DTO's are a boundary artifact
an object that carries data between processes in order to reduce the number of method calls -- Martin Fowler, Patterns of Enterprise Application Architecture.
These days, where we try to avoid adding constraints that entangle clients and servers, we're more likely to use a representation of a message (bytes) to cross a process boundary. (What's the difference? we send data, but we don't send the getters and setters over the wire). So the "DTO" becomes the object representation of those bytes in this process.
"Read models" conceptually belong in the core -- they are the portions of our domain model that are written to provide query support. They arise from the logical bifurcation of the domain model into query responsibilities and mutation responsibilities.
A way to recognize the difference -- if your data is in language primitives (bytes, ints, Strings), then you are probably looking at a DTO. If you are looking at domain concepts (account numbers, amounts, SKUs) then you are more likely in the read model.
(That's not perfect, of course, there are a lot of "anemic" and primitive obsessed domain models out there).
Should I use the read model for "simple" data queries, and DTOs for more complex situations like rich user interfaces?
Pretty much - if you already have a representation of data suitable for the clients needs, then just ship it -- there's not a lot of value in going through the domain model.
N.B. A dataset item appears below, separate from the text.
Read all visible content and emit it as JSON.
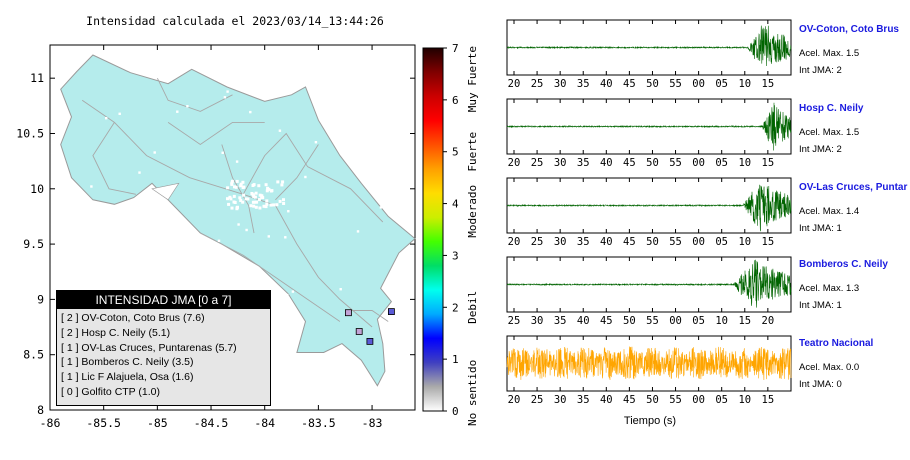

You are especially likely to see this for queries that can take advantage of a cache.
(A common pattern is to have a back ground process that uses the read model to pre-calculate representations useful for queries, and store the results in a cache -- live queries just grab the representation in the cache and go.
It's not entirely wrong to think of that background process using the read model to compute DTO representations that are stored in the cache.
So my read-models that represent the search results should be part of the domain model? Feels weird because I was under the impression that search is just a simple service.
I suspect the confusion comes from thinking that read models only exist in services. That isn't true -- the same pattern also fits in applications.
If we are sending a query across a process boundary, then ultimately we are going to be communicating
bytes, and if we already have the bytes that we need, there's no reason to hydrate them into a domain representation first just so that we can turn them into bytes again.
Similarly, if you are answering a query with data in an RDBMS, you are probably going to transform the ResultSet to bytes, or the ResultSet to JSON to bytes, or whatever. You certainly don't need domain entities, and you probably don't even need domain values.